India has demanded that Pakistan hand over 20 fugitives. Or else. Or else what, exactly? War? If India's government accepts that Pakistan's government was not responsible for the attack (that is after all not the same thing as saying that the attackers came from, or were trained in, a "foreign country"), then this is to say the least unhelpful. Pakistan is facing a terrorism problem more severe than India's and more complicated; this kind of rhetoric handicaps the Pakistani government -- just as Obama's rhetoric, during the campaign -- when it needs a full spectrum strategy to deal with a terrible and tremendous threat to its stability and sovereignty.
Rightfully, India and Indians are angry at the vile attacks in Mumbai, but a response must consider the long-term consequences of further destabilizing Pakistan -- not only for the Pakistani population, which has also been savaged by this disgusting violence, but for the chaos it would unleash on India and Indians.
India's exaggerated claims aside, India cannot militarily, financially or politically contain a fragmented Pakistan, and would face, potentially, a serious wave of violence that would try the state and perhaps handicap it severely. This is a worst-case scenario, but when dealing with two nuclear powers, side by side, with a history of violence internally and externally, it is good to consider worst-case scenarios.
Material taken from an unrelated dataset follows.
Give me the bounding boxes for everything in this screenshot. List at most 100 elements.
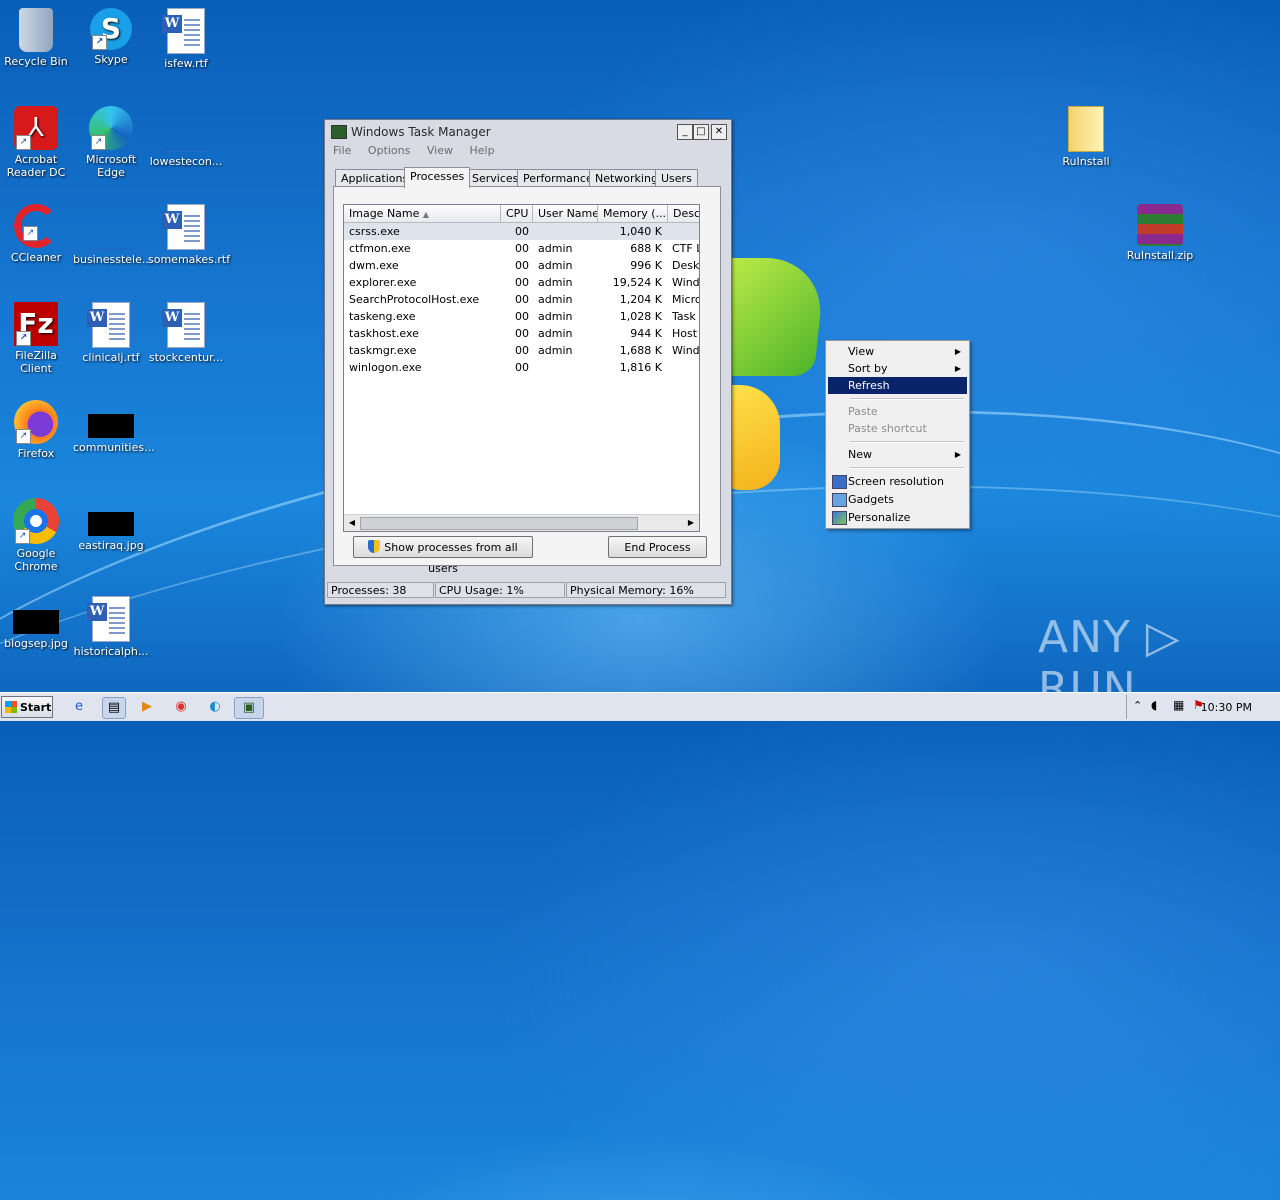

Simultaneously, Pankaj Mishra has chimed in, speaking of a Kashmir connection. He also notes the rhetorical side of the militants' attacks:
MIDWAY through last week’s murderous rampage in Mumbai, one of the
suspected gunmen at the besieged Jewish center called a popular Indian
TV channel. Speaking in Urdu (the primary language of Pakistan and many
Indian Muslims), he ranted against the recent visit of an Israeli
general to the Indian-ruled section of the Kashmir Valley. Referring to
the Pakistan-backed insurgency in the valley, and the Indian military
response to it, he asked, “Are you aware how many people have been
killed in Kashmir?”
In a separate phone call, another gunman invoked the oppression of
Muslims by Hindu nationalists and the destruction of the Babri Mosque
in Ayodhya in 1992. Such calls were the only occasions on which the
militants, whom initial reports have tied to the Pakistani jihadist
group Lashkar-e-Taiba, offered a likely motive for their indiscriminate
slaughter. Their rhetoric seems all too familiar. Nevertheless, it
shows how older political conflicts in South Asia have been rendered
more noxious by the fallout from the “war on terror” and the rise of
international jihadism.
We should, at the least, now what is being said, and about what, and why. This especially is key:
Pakistan’s new civilian government is too weak to control either the
extremist groups within the country or the various rogue elements
within its military and intelligence. The American military was
reported to have started bombing supposed terrorist hideouts inside
Pakistan’s borders even as General Musharraf stumbled to the exit. As
its increasingly desperate pleas to the Bush administration to stop the
attacks go unheeded, Pakistan’s government appears pathetically
helpless to its own citizens.
Juan Cole cites reports that Mumbai's Muslim community has refused to bury the militants responsible. There's a short but interesting debate in the comments section.